On peut le dire, vous privilégiez toujours ce que vous voulez faire.
J’ai beaucoup sacrifié. Je n’étais pas porté sur la mode. Quelqu’un qui veut entreprendre ne doit pas se mettre dans ce genre de truc. Tu fais ça, tu tombes. Bientôt je célébrerai les 20 ans de l’école. Donc c’est 20 années de sacrifice. C’est toute mon histoire, toute ma jeunesse, toute ma vie. A mes débuts mon mari disait, « je ne comprends rien en ton école là, il faut fermer, moi je ne veux pas de femme d’affaires. » il ne me voyait pas tout le temps. J’étais criblée de dettes. Donc il n’aimait pas cela. Quel homme aimerait voir sa femme dans de pareilles situations ? Mais je le calmais en disant »tu vois cette année j’ai eu 19 élèves. L’année prochaine si je n’ai pas mieux, je ferme ». Et l’année qui suit, j’avais 36 élèves. Et les années qui suivaient, il reprenait les mêmes menaces. Mais je persévérais. Donc la source de ma force, c’est lui. Chaque année c’était pareil et j’avais toujours des élèves en plus. De 19 élèves à 36, puis 50… et quand j’ai eu 150 élèves, je dis non, je ne peux pas fermer, je suis désolé. Ce n’était pas facile à la maison. Mais aujourd’hui, je lui dis merci parce qu’il a été ma source de motivation, il a été une force pour moi. Le fait qu’il revenait toujours à la charge, sans le savoir, il me donnait la force. Et aujourd’hui, il est fier de moi.
En plus de l’école, vous avez aussi créé une Ong…
L’Ong est née du fait que j’ai toujours eu envie de donner, de partager. Car bien avant la création de l’Ong, nous avons posé plusieurs actions comme le renouvèlement de la peinture du préau du zoo d’Abidjan, la scolarisation de certains enfants… Ensuite je me suis dit, mais pourquoi ne pas créer ma propre Ong, pour aider les autres. C’est ainsi que l’Ong “Mavie”, Maison Africaine de Vie Intérieure pour Enfant, est née en 2010.
Quelles sont les activités de cette ONG?
Nous allons vers les enfants démunis, vers les enfants mineurs à la Maca, vers les veuves.
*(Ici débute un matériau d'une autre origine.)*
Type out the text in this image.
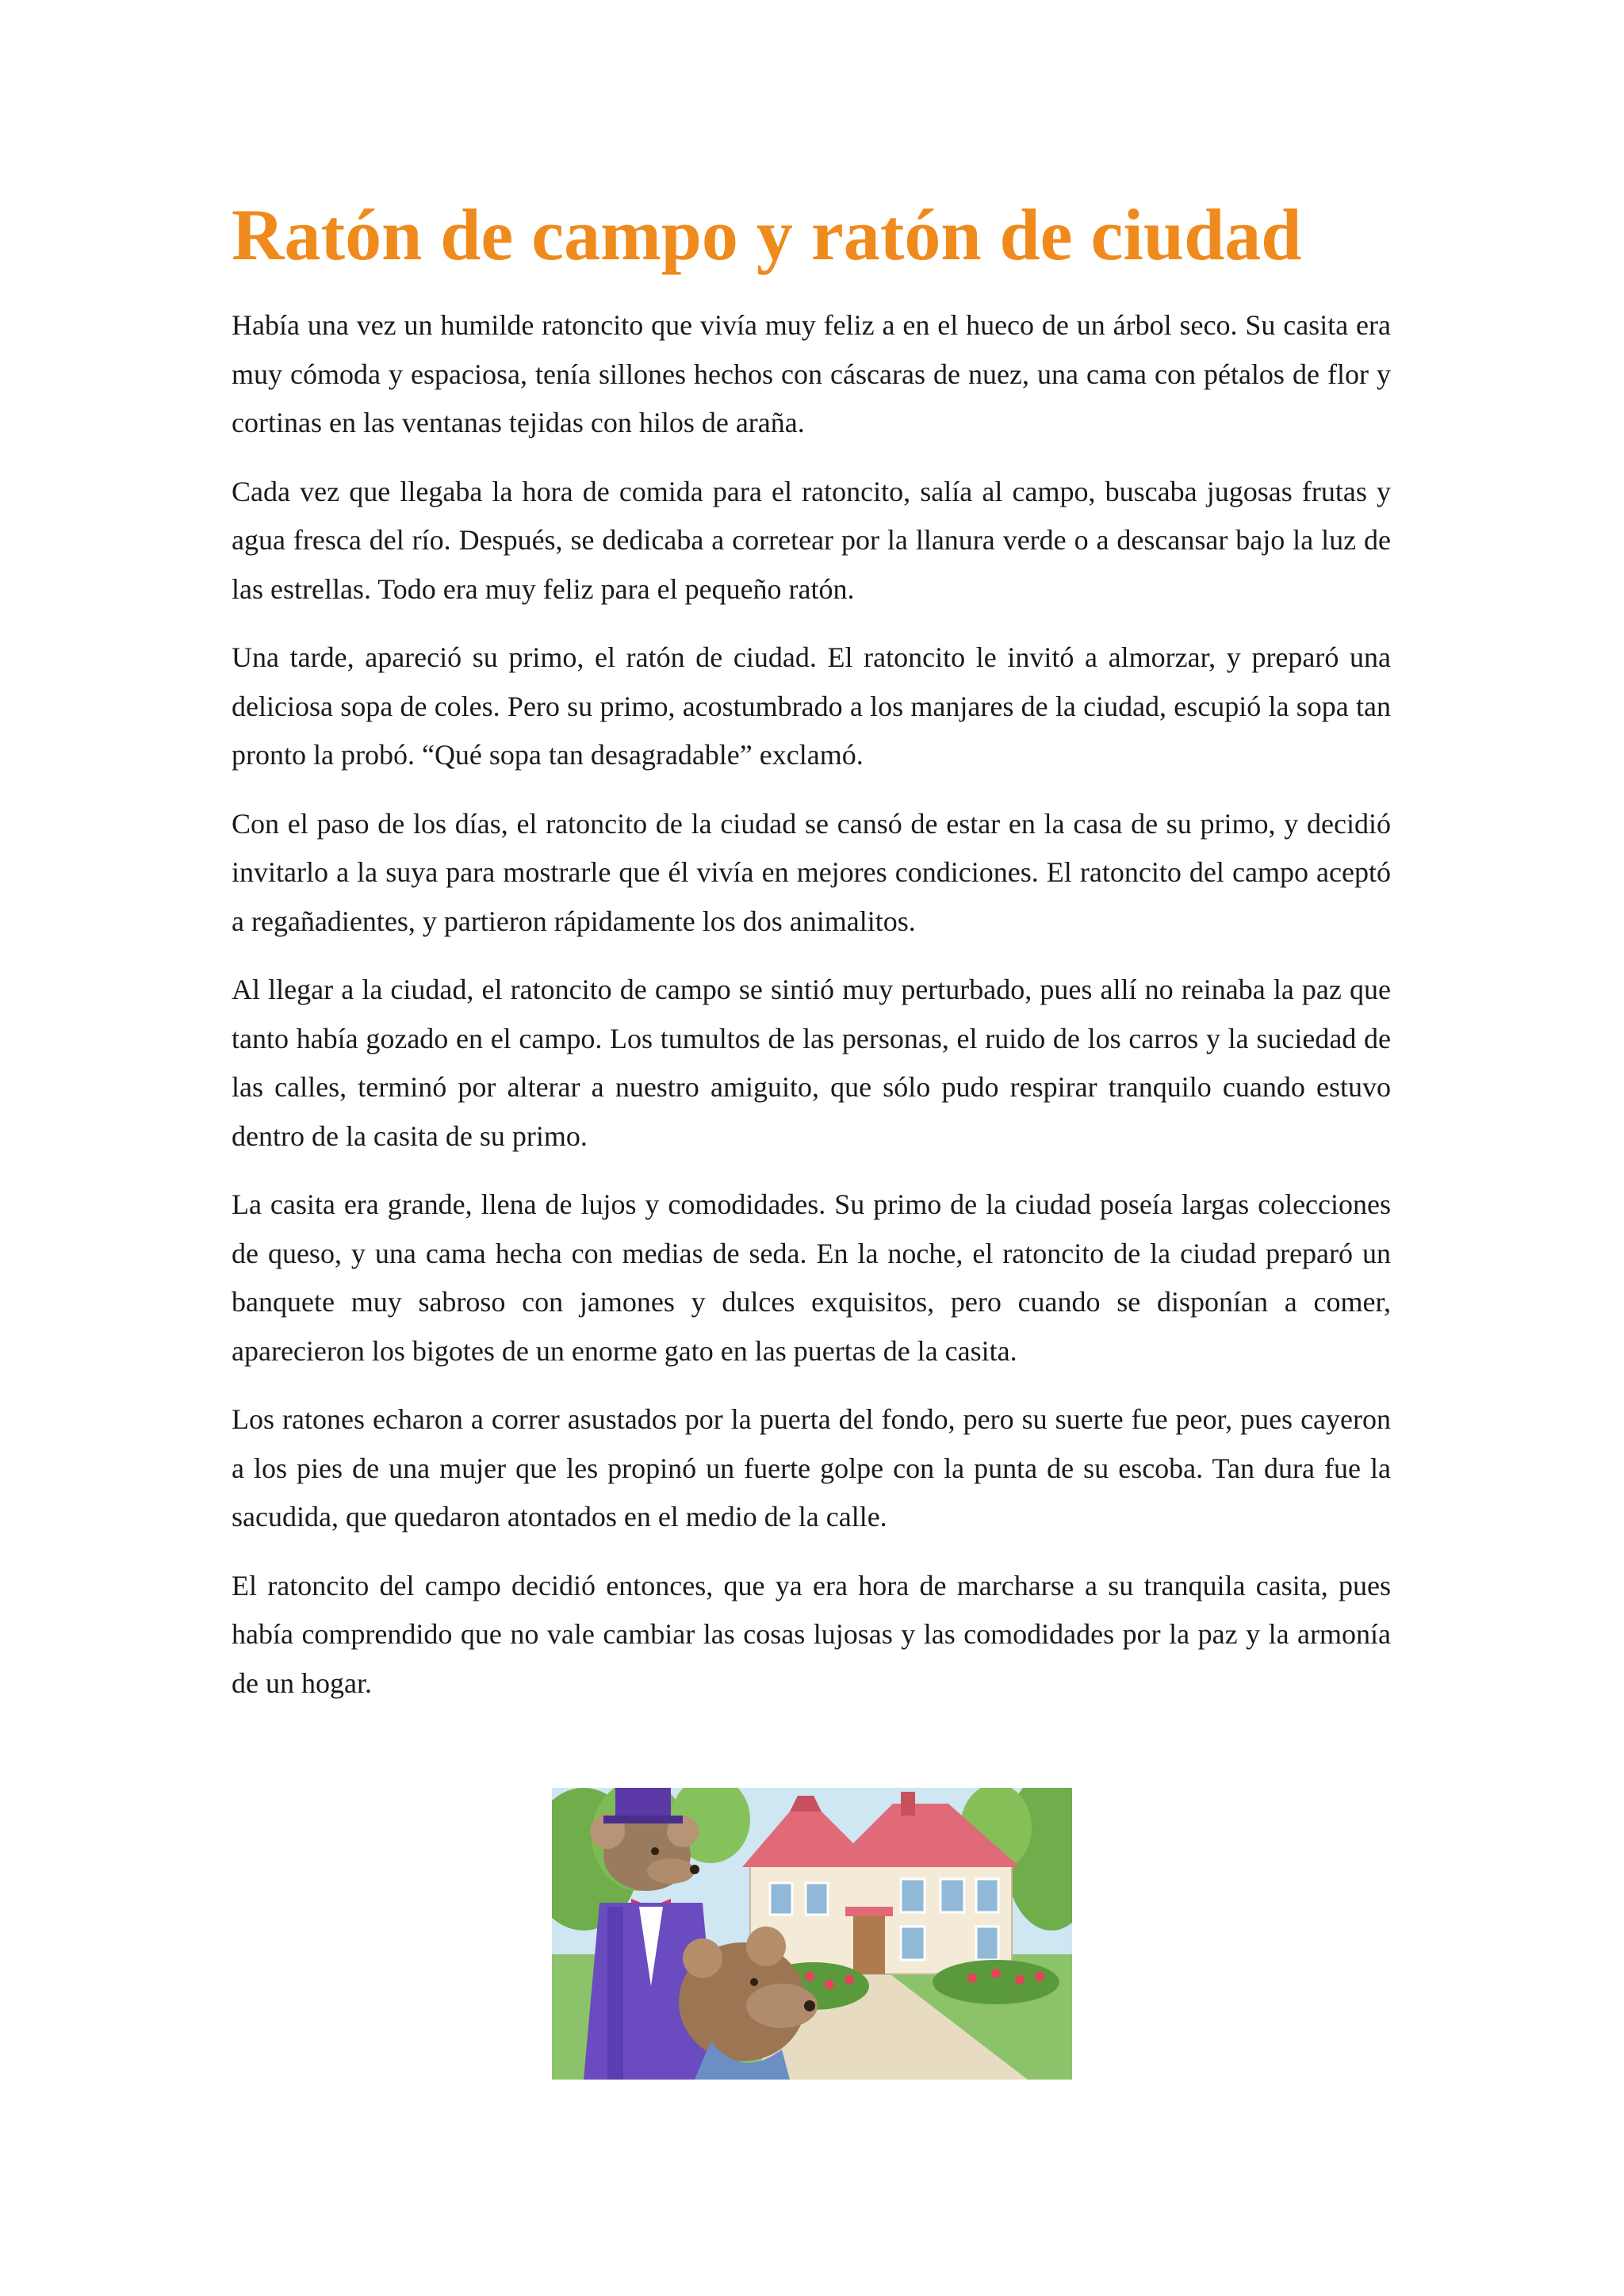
Ratón de campo y ratón de ciudad

Había una vez un humilde ratoncito que vivía muy feliz a en el hueco de un árbol seco. Su casita era muy cómoda y espaciosa, tenía sillones hechos con cáscaras de nuez, una cama con pétalos de flor y cortinas en las ventanas tejidas con hilos de araña.

Cada vez que llegaba la hora de comida para el ratoncito, salía al campo, buscaba jugosas frutas y agua fresca del río. Después, se dedicaba a corretear por la llanura verde o a descansar bajo la luz de las estrellas. Todo era muy feliz para el pequeño ratón.

Una tarde, apareció su primo, el ratón de ciudad. El ratoncito le invitó a almorzar, y preparó una deliciosa sopa de coles. Pero su primo, acostumbrado a los manjares de la ciudad, escupió la sopa tan pronto la probó. “Qué sopa tan desagradable” exclamó.

Con el paso de los días, el ratoncito de la ciudad se cansó de estar en la casa de su primo, y decidió invitarlo a la suya para mostrarle que él vivía en mejores condiciones. El ratoncito del campo aceptó a regañadientes, y partieron rápidamente los dos animalitos.

Al llegar a la ciudad, el ratoncito de campo se sintió muy perturbado, pues allí no reinaba la paz que tanto había gozado en el campo. Los tumultos de las personas, el ruido de los carros y la suciedad de las calles, terminó por alterar a nuestro amiguito, que sólo pudo respirar tranquilo cuando estuvo dentro de la casita de su primo.

La casita era grande, llena de lujos y comodidades. Su primo de la ciudad poseía largas colecciones de queso, y una cama hecha con medias de seda. En la noche, el ratoncito de la ciudad preparó un banquete muy sabroso con jamones y dulces exquisitos, pero cuando se disponían a comer, aparecieron los bigotes de un enorme gato en las puertas de la casita.

Los ratones echaron a correr asustados por la puerta del fondo, pero su suerte fue peor, pues cayeron a los pies de una mujer que les propinó un fuerte golpe con la punta de su escoba. Tan dura fue la sacudida, que quedaron atontados en el medio de la calle.

El ratoncito del campo decidió entonces, que ya era hora de marcharse a su tranquila casita, pues había comprendido que no vale cambiar las cosas lujosas y las comodidades por la paz y la armonía de un hogar.
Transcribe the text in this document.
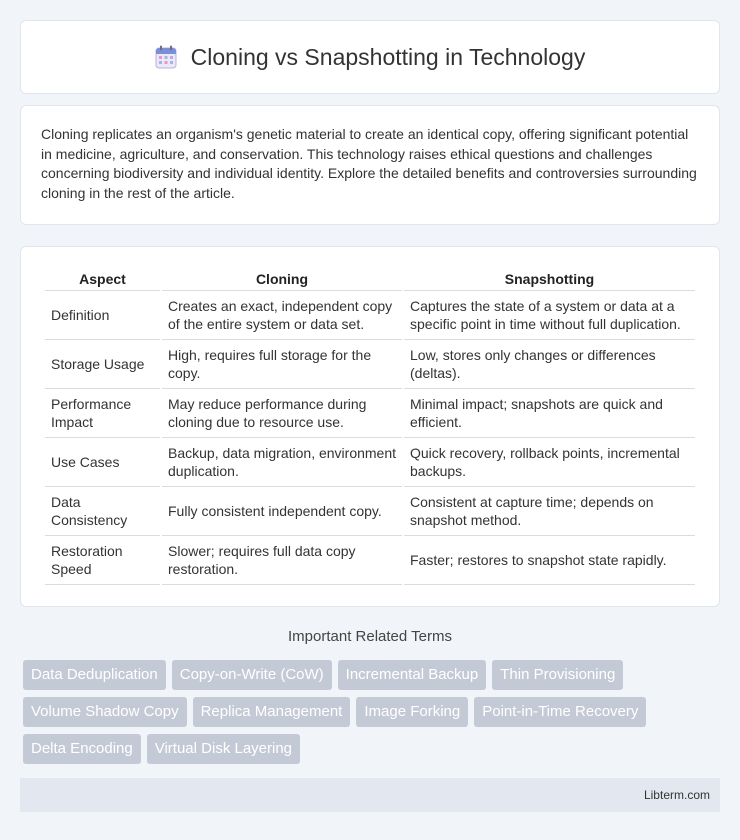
Cloning vs Snapshotting in Technology

Cloning replicates an organism's genetic material to create an identical copy, offering significant potential in medicine, agriculture, and conservation. This technology raises ethical questions and challenges concerning biodiversity and individual identity. Explore the detailed benefits and controversies surrounding cloning in the rest of the article.

Aspect	Cloning	Snapshotting
Definition	Creates an exact, independent copy of the entire system or data set.	Captures the state of a system or data at a specific point in time without full duplication.
Storage Usage	High, requires full storage for the copy.	Low, stores only changes or differences (deltas).
Performance Impact	May reduce performance during cloning due to resource use.	Minimal impact; snapshots are quick and efficient.
Use Cases	Backup, data migration, environment duplication.	Quick recovery, rollback points, incremental backups.
Data Consistency	Fully consistent independent copy.	Consistent at capture time; depends on snapshot method.
Restoration Speed	Slower; requires full data copy restoration.	Faster; restores to snapshot state rapidly.
Important Related Terms
Data Deduplication	Copy-on-Write (CoW)	Incremental Backup	Thin Provisioning
Volume Shadow Copy	Replica Management	Image Forking	Point-in-Time Recovery
Delta Encoding	Virtual Disk Layering
Libterm.com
Nous allons vers tout le monde, parce qu’on se dit dans la vie, il faut aider tout le monde. Chaque 25 décembre, nous allons à la Maca pour partager un repas avec les enfants. Des enfants qui pour d’autres ne sont pas forcément des criminels.
Le partage est donc le cœur de votre action…
Oui. L’amour. Beaucoup d’amour. Celui qui n’aime pas ne peut pas avancer. Moi ma force, c’est le partage.
Il y a quelques années, vous avez organisé une activité en hommage à Zadi Zahourou. Quels sont vos liens avec ce grand monsieur ?
Cet homme-là, c’est mon papa. Vous savez, avec mes élèves nous faisons des visites dans les ambassades, surtout à l’ambassade des Etats-Unis où pendant un an ou deux, ce n’était que des conférences sur les grands hommes qui ont marqué l’Amérique. C’est-à-dire Martin Luther King, Abraham Lincoln… Et, ça m’a donné des idées. Celle par exemple de valoriser et faire connaitre les noms qui ont vraiment marqué l’histoire de la Côte d’Ivoire. Pour permettre à nos enfants de les connaître. Notre choix s’est d’abord porté sur Zadi Zahourou. Il a accepté sans hésiter, comme s’il s’y attendait. On a tout préparé, il était vraiment content de cette idée. Lui-même a choisi la date à laquelle la conférence devait se tenir. On a pu organiser la conférence, c’était génial. Mais il est décédé 3 semaines après. Ça été une expérience que je ne pourrai jamais oublier. Il m’a laissé quelque chose. Le gout de l’écriture. J’ai sorti un petit livre pour enfant. C’est une histoire que j’ai montée avec mes propres photos, il est original. Finalement je pensais que ça allait s’arrêter, il y a eu un deuxième : »femme sauvage », Un roman de 200 pages que je prépare. Ce n’est plus pour enfant.
…
Je suis tombée amoureuse de la culture. Et là, je ne m’arrête plus. Donc, il y a »Femme sauvage », il y a »La belle Côte d’Ivoire », il y a »Zadi », je vais faire une série: »Zadi à l’école », »Zadi au village », une collection qui va sortir. Donc depuis son passage, je ne peux plus m’arrêter, quand on parle de culture. Ça rime un peu avec tout ce qui est événementiel. C’est comme ça que “village de rêve” est créé.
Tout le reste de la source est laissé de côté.